## Principal Component Analysis

### Introduction

In medical statistics, especially in clinical experiments, the observation results recorded by each observation object contain multiple response variables. For example, blood records include systolic blood pressure, diastolic blood pressure, pulse pressure, etc. Such data with multiple variables is called multivariate data. Principal component analysis is an analysis method in multivariate analysis methods. Common multivariate analysis methods also include multivariate analysis of variance (MANOVA), factor analysis, canonical correlation analysis, and cluster analysis, *etc*. Principal Component Analysis (PCA) is a statistical analysis method for mastering the main contradictions of things. It can analyze the main influencing factors from multiple things, reveal the essence of things, and simplify complex problems. The purpose of calculating principal components is to project high-dimensional data into a lower-dimensional space.

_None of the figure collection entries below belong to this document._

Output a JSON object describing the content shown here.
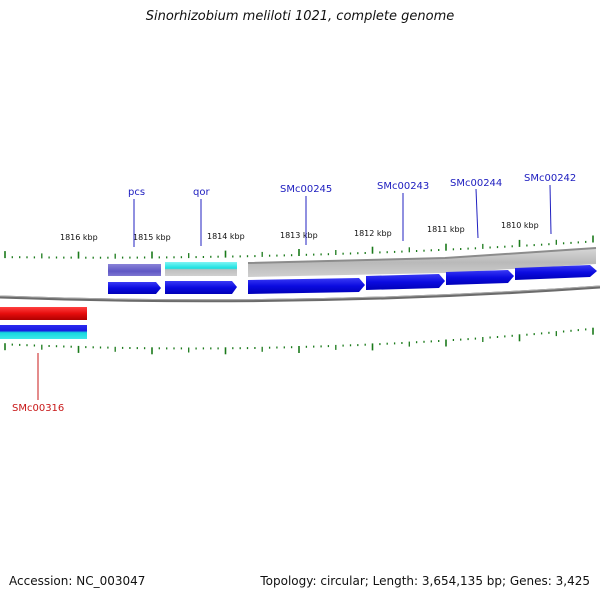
{
  "title": "Sinorhizobium meliloti 1021, complete genome",
  "footer": {
    "accession": "Accession: NC_003047",
    "stats": "Topology: circular; Length: 3,654,135 bp; Genes: 3,425"
  },
  "kbp_labels": [
    "1816 kbp",
    "1815 kbp",
    "1814 kbp",
    "1813 kbp",
    "1812 kbp",
    "1811 kbp",
    "1810 kbp"
  ],
  "gene_labels": {
    "pcs": "pcs",
    "qor": "qor",
    "smc00245": "SMc00245",
    "smc00243": "SMc00243",
    "smc00244": "SMc00244",
    "smc00242": "SMc00242",
    "smc00316": "SMc00316"
  },
  "colors": {
    "forward_gene": "#1010e6",
    "reverse_gene": "#e60d0d",
    "tick": "#1a7a1a",
    "backbone": "#6b6b6b",
    "label_forward": "#2020c0",
    "label_reverse": "#c81818"
  }
}
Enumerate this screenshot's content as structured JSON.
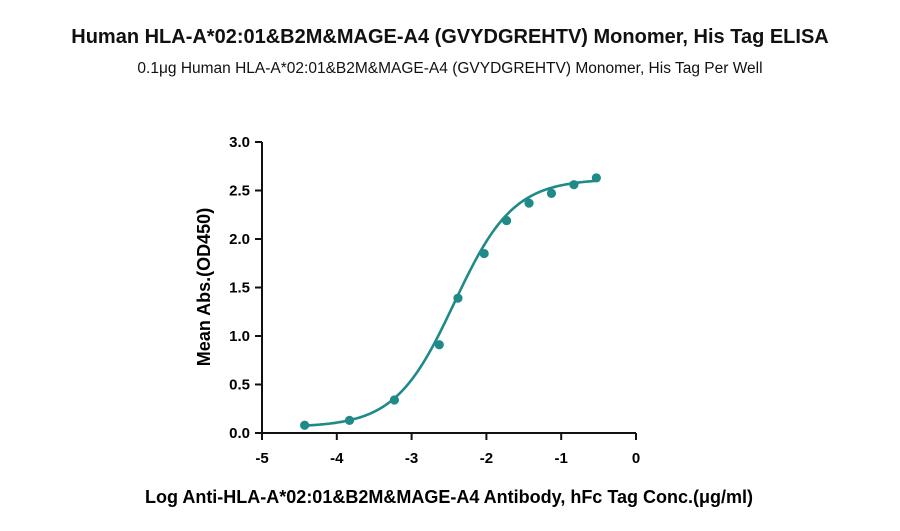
{
  "chart_data": {
    "type": "scatter",
    "title": "Human HLA-A*02:01&B2M&MAGE-A4 (GVYDGREHTV) Monomer, His Tag ELISA",
    "subtitle": "0.1μg Human HLA-A*02:01&B2M&MAGE-A4 (GVYDGREHTV) Monomer, His Tag Per Well",
    "xlabel": "Log Anti-HLA-A*02:01&B2M&MAGE-A4 Antibody, hFc Tag Conc.(μg/ml)",
    "ylabel": "Mean Abs.(OD450)",
    "xlim": [
      -5,
      0
    ],
    "ylim": [
      0,
      3.0
    ],
    "xticks": [
      "-5",
      "-4",
      "-3",
      "-2",
      "-1",
      "0"
    ],
    "yticks": [
      "0.0",
      "0.5",
      "1.0",
      "1.5",
      "2.0",
      "2.5",
      "3.0"
    ],
    "grid": false,
    "series": [
      {
        "color": "#1f8a88",
        "x": [
          -4.43,
          -3.83,
          -3.23,
          -2.63,
          -2.38,
          -2.03,
          -1.73,
          -1.43,
          -1.13,
          -0.83,
          -0.53
        ],
        "y": [
          0.08,
          0.13,
          0.34,
          0.91,
          1.39,
          1.85,
          2.19,
          2.37,
          2.47,
          2.56,
          2.63
        ]
      }
    ],
    "fit": {
      "bottom": 0.06,
      "top": 2.62,
      "logEC50": -2.43,
      "hill": 1.1
    }
  }
}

### The Relationship Between Principal Components and Original Variables

Principal Component Analysis (PCA) transforms the original variables into a linear combination (principal components) of the original variables, while preserving the main information, to achieve the purpose of simplification and dimensionality reduction. The relationship between the principal components and the original variables mainly includes:

- The principal component is a linear combination of the original variables.
- The number of principal components is less than the original number.
- The principal components retain most of the information of the original variables.
- The main components are independent of each other.

### Advantages of Principal Component Analysis

- The raw data is not required to be normally distributed. The principal component is to rotate the basis set in the direction of the largest degree of data dispersion, and this feature expands its application range.
- By synthesizing and simplifying the original variables, the weight of each indicator can be determined objectively, avoiding the arbitrariness of subjective judgment.

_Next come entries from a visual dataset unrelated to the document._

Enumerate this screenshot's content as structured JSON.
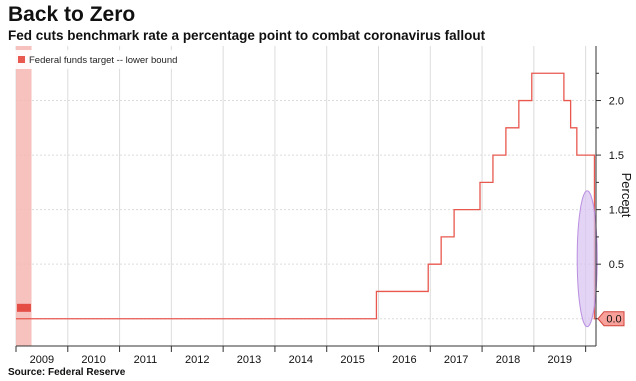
{
  "title": "Back to Zero",
  "subtitle": "Fed cuts benchmark rate a percentage point to combat coronavirus fallout",
  "source": "Source: Federal Reserve",
  "colors": {
    "line": "#e8584f",
    "band": "#f6b7b3",
    "grid": "#dcdcdc",
    "ellipse_fill": "#d9c4f0",
    "ellipse_stroke": "#b98fe0",
    "tag_fill": "#f7a19a",
    "tag_stroke": "#d0423a"
  },
  "chart_data": {
    "type": "line",
    "title": "Back to Zero",
    "xlabel": "",
    "ylabel": "Percent",
    "ylim": [
      -0.25,
      2.5
    ],
    "yticks": [
      0.0,
      0.5,
      1.0,
      1.5,
      2.0
    ],
    "ytick_labels": [
      "0.0",
      "0.5",
      "1.0",
      "1.5",
      "2.0"
    ],
    "xlim": [
      2009.0,
      2020.2
    ],
    "xtick_labels": [
      "2009",
      "2010",
      "2011",
      "2012",
      "2013",
      "2014",
      "2015",
      "2016",
      "2017",
      "2018",
      "2019"
    ],
    "grid": true,
    "legend_position": "top-left",
    "last_value_label": "0.0",
    "series": [
      {
        "name": "Federal funds target -- lower bound",
        "step": true,
        "x": [
          2009.0,
          2015.96,
          2016.96,
          2017.21,
          2017.46,
          2017.96,
          2018.21,
          2018.46,
          2018.71,
          2018.96,
          2019.58,
          2019.71,
          2019.83,
          2020.17,
          2020.2
        ],
        "values": [
          0.0,
          0.25,
          0.5,
          0.75,
          1.0,
          1.25,
          1.5,
          1.75,
          2.0,
          2.25,
          2.0,
          1.75,
          1.5,
          0.0,
          0.0
        ]
      }
    ]
  }
}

### Principal Component Analysis Process

Fig 1. Flow chart of principal component analysis.

- First perform correlation tests, such as KMO test and Bartlett's test, to determine whether the data is suitable for principal component analysis.
- Select initial variables, unify the dimensions, and standardize the data.
- Choose whether to use the covariance matrix or the correlation matrix to find the principal components according to the characteristics of the initial variables.
- Calculate the eigenvalues and eigenvectors of the covariance matrix or correlation matrix.
- Determine the number of principal components and extract the principal components.
- To explain the principal components, the significance of the principal components is determined by several indicators with larger weights in each linear combination.